Cuando recibí la alerta sobre la condena en contra del expresidente brasileño, Luiz Inácio Lula da Silva, me sentí bien… mejor dicho, me sentí muy bien. ¿Por qué? Muy simple: porque es reconfortante ver que la justicia (aunque no sea muy frecuente, ni en todos lados) se impone ante la desfachatez de la corrupción.
Ver al poderoso y popular político sentenciado por corrupción y lavado de dinero es un aliciente para todos aquellos que hemos visto a nuestros países desangrarse, indefensos, ante la avaricia.

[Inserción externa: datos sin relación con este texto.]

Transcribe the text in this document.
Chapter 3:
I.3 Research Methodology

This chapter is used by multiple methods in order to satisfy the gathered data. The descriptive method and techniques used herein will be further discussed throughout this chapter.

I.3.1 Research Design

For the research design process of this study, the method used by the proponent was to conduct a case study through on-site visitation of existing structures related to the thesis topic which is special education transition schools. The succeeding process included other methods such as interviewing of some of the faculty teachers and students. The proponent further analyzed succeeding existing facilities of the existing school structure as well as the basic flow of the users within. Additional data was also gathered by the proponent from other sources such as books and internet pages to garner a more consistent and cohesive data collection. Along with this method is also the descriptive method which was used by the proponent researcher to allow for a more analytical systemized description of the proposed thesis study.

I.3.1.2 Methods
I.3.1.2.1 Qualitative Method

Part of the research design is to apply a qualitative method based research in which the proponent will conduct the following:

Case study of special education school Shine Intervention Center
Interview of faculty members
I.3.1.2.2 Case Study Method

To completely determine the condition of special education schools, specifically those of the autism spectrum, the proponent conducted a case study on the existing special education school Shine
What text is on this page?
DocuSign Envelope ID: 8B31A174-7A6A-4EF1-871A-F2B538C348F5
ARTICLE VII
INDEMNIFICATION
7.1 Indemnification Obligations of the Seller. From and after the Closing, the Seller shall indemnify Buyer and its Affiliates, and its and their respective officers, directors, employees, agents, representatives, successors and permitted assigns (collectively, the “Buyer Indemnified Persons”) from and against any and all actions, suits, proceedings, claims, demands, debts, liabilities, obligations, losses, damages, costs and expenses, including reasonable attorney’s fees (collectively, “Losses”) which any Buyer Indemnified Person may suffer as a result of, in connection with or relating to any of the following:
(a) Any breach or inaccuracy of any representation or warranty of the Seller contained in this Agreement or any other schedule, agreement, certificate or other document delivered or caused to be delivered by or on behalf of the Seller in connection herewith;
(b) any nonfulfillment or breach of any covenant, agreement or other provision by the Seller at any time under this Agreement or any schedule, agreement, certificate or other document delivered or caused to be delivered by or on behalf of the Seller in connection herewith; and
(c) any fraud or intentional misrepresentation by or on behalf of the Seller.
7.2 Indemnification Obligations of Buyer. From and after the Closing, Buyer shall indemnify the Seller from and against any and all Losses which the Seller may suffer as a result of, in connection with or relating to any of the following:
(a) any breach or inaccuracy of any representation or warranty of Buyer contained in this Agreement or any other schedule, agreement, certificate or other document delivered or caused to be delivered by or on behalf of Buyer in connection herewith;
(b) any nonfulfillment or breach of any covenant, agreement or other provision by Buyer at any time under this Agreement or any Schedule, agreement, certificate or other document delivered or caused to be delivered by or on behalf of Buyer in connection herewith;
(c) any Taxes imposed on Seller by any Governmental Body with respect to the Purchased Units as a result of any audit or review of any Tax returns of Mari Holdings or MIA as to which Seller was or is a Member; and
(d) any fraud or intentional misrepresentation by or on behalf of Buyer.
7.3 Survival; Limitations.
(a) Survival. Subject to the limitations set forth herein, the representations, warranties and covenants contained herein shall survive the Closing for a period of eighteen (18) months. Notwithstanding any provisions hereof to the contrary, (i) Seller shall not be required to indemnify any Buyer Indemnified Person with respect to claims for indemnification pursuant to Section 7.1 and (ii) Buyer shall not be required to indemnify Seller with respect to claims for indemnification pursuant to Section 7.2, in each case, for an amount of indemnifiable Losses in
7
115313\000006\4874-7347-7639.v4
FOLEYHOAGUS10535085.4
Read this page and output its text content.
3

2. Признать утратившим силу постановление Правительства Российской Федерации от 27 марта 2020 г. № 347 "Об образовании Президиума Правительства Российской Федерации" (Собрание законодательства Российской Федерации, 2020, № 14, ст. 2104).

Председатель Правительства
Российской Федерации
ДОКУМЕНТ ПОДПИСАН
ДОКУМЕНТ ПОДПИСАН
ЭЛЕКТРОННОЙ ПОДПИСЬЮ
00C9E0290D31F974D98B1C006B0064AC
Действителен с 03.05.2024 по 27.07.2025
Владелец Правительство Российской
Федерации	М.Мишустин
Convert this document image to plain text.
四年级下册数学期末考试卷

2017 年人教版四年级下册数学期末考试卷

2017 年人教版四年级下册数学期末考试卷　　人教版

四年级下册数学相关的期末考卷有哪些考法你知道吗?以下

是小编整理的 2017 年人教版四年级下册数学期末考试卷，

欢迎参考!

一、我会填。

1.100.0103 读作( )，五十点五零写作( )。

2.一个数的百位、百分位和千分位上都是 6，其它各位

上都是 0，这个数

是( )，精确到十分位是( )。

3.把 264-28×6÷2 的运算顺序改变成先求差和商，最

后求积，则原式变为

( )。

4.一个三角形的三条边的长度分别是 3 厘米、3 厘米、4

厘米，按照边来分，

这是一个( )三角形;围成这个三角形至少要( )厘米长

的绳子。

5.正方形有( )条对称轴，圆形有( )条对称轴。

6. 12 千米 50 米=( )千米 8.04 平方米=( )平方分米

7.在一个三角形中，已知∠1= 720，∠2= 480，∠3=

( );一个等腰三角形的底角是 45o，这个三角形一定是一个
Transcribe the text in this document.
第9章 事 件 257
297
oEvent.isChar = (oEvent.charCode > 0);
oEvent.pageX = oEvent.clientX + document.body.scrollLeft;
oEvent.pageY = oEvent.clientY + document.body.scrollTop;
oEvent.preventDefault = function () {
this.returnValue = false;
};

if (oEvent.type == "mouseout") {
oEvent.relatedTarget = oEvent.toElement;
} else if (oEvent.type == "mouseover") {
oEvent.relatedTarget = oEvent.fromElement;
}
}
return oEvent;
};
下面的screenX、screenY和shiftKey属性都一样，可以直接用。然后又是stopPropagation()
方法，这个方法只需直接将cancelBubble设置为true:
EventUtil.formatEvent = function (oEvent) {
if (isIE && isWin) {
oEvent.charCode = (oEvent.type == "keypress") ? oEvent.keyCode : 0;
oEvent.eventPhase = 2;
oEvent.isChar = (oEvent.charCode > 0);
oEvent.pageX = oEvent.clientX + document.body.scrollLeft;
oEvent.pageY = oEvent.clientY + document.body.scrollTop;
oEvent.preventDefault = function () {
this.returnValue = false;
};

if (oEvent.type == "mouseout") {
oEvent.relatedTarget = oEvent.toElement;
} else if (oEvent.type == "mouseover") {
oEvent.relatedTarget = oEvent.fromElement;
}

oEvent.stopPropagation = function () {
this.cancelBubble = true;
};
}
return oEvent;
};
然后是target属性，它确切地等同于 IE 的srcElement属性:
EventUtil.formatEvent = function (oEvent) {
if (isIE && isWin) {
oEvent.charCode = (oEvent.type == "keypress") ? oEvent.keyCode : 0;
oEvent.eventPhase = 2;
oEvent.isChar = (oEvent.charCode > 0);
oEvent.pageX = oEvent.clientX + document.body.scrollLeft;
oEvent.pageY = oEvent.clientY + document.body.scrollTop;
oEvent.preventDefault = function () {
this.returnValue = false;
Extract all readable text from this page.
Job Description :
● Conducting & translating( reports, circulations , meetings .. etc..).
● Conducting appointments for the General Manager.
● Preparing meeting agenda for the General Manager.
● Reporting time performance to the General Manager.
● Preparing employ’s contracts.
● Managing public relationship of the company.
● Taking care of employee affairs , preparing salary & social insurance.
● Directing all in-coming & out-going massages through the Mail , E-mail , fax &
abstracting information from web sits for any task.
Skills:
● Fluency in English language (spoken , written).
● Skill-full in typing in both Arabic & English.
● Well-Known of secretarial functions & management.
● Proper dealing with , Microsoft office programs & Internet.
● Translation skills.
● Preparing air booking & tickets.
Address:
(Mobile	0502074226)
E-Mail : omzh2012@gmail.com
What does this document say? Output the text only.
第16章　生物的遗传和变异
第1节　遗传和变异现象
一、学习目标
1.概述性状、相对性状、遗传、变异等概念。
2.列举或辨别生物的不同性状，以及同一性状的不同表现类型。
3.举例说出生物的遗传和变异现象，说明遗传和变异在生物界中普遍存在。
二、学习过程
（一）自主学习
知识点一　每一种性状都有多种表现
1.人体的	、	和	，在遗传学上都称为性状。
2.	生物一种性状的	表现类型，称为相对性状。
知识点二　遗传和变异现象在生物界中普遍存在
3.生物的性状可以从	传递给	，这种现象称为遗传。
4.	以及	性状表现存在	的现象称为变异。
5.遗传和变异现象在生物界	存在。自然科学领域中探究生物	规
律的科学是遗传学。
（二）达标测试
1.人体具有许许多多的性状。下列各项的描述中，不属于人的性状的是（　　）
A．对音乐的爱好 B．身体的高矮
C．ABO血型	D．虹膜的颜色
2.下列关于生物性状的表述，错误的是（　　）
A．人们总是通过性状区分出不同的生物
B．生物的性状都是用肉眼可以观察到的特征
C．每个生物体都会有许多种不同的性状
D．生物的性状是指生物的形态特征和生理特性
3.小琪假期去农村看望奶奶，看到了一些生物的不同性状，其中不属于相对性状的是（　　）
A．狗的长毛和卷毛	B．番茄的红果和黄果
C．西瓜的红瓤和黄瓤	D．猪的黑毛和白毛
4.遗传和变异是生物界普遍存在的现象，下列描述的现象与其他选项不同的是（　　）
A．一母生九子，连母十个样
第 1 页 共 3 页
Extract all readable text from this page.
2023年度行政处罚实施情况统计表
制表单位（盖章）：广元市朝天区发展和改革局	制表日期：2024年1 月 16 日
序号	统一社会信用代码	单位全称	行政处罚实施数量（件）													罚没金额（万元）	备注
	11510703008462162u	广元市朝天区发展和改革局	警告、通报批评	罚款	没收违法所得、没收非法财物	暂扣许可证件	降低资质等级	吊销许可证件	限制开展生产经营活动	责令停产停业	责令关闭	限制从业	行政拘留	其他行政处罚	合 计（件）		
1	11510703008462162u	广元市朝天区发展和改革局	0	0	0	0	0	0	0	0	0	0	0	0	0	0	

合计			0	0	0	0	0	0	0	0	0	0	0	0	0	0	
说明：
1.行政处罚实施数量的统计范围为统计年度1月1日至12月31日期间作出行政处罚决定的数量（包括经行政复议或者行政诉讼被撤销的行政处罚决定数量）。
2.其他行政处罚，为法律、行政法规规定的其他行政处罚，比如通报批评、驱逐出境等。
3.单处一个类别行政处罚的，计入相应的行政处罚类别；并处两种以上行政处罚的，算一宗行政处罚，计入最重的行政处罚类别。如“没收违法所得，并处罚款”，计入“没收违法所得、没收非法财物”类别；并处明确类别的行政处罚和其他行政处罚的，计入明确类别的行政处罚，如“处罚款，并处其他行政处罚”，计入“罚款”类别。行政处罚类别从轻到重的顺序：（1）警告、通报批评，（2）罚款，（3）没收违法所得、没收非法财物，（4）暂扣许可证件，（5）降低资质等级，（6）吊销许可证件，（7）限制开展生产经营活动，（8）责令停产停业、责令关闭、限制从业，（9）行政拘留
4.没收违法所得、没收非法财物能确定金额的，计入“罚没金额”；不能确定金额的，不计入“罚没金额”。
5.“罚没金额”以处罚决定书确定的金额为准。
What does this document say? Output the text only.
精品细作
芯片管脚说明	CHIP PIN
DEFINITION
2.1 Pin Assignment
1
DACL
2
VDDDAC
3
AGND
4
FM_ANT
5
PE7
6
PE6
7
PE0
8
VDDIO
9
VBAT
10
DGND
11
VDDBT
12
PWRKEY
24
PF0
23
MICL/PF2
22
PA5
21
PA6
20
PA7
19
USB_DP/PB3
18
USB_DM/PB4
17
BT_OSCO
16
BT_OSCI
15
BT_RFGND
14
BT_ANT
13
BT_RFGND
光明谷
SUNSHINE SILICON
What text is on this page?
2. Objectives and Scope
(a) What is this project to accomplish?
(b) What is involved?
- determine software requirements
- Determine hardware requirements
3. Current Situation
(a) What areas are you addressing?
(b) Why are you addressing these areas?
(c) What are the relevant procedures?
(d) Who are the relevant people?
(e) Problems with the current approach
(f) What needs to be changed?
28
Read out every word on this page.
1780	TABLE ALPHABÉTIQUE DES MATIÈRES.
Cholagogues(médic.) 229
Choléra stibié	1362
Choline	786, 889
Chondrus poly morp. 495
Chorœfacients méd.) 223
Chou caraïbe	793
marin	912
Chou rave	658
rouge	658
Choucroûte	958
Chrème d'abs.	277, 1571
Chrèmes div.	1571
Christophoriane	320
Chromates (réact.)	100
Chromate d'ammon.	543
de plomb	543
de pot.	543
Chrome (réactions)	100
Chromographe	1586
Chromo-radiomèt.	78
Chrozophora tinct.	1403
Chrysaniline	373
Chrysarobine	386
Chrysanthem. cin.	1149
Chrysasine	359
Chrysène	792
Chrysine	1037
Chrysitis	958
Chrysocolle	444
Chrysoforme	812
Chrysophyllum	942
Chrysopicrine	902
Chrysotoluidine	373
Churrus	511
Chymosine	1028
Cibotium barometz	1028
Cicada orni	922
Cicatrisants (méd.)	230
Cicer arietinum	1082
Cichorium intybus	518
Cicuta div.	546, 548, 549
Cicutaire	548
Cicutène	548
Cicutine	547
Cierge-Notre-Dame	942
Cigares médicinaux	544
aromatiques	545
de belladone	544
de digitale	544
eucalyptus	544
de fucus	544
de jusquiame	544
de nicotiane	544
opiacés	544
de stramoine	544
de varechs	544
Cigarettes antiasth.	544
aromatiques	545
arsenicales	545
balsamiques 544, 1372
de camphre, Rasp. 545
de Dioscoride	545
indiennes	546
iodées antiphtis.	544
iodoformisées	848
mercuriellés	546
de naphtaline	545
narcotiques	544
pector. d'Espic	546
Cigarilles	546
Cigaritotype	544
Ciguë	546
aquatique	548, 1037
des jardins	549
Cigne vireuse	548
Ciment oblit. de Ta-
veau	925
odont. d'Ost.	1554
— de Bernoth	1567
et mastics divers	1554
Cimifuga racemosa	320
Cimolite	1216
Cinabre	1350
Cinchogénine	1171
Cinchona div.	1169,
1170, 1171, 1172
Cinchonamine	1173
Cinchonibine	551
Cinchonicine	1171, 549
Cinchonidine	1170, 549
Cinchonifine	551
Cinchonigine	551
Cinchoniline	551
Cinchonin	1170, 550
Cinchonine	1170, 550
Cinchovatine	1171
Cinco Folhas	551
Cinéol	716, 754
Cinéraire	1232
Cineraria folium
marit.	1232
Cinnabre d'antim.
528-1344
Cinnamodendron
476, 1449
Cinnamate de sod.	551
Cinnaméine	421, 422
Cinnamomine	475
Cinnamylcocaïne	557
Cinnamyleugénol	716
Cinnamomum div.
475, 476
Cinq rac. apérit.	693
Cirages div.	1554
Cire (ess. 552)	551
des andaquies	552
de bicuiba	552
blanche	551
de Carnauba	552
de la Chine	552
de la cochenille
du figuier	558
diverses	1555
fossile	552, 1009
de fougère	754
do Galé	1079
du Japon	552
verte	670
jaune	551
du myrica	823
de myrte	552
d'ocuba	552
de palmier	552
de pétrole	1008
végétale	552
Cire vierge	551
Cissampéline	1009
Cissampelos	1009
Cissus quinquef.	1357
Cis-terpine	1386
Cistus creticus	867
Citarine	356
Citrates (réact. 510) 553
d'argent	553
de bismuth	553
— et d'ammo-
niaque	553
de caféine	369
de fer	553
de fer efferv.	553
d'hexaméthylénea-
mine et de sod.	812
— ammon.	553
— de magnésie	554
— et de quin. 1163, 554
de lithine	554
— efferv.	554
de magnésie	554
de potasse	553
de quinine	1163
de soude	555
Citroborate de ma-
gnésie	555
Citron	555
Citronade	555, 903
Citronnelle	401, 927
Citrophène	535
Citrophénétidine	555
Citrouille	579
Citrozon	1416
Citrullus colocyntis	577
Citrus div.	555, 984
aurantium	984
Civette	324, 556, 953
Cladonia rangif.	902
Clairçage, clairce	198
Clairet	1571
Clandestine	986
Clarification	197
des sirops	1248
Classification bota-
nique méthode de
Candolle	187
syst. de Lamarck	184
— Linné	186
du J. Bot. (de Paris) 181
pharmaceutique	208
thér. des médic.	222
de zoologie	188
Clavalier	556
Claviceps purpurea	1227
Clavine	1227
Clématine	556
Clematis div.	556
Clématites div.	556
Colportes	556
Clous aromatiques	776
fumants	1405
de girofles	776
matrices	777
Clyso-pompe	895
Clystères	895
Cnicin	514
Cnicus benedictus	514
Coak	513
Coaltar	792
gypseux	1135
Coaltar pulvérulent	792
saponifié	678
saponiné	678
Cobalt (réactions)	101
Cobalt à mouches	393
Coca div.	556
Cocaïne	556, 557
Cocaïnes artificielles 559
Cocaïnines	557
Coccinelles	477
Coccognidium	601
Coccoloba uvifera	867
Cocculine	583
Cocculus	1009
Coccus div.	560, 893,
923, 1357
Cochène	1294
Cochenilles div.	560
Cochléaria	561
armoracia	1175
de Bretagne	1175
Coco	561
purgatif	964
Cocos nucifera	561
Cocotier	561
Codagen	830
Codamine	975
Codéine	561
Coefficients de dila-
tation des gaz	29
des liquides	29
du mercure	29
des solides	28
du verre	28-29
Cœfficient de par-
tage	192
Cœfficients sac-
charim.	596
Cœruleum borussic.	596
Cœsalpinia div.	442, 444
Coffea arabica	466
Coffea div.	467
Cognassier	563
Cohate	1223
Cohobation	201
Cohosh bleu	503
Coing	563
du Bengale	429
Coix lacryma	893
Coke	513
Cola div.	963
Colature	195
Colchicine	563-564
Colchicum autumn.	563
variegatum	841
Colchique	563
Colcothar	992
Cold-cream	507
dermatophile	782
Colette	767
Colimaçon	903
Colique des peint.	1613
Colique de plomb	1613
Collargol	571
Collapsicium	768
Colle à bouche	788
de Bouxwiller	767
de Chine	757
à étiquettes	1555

Ciertamente no es el primero, recordemos cuando detuvieron al expresidente de El Salvador, Antonio Saca a finales de octubre de 2016, justo cuando celebraba la boda de uno de sus hijos en un elitista club del país centroamericano. Eso fue muy satisfactorio también. Lo que pasa es que en esta oportunidad no es cualquier político, es Lula el político carioca “más popular y querido”; es Lula el sindicalista del pueblo; es Lula el que trajo a Suramérica un Mundial y unas Olimpíadas; es Lula el que con su apoyo le dio legitimidad política internacional a un subestimado Chávez; es Lula el que puso a Vilma en la silla presidencial; es Lula el que sería nuevamente presidente en pocos meses.
La impunidad hastía. Ya es hora de ver a muchos Lula, pero para eso nos faltan muchos “Moro”.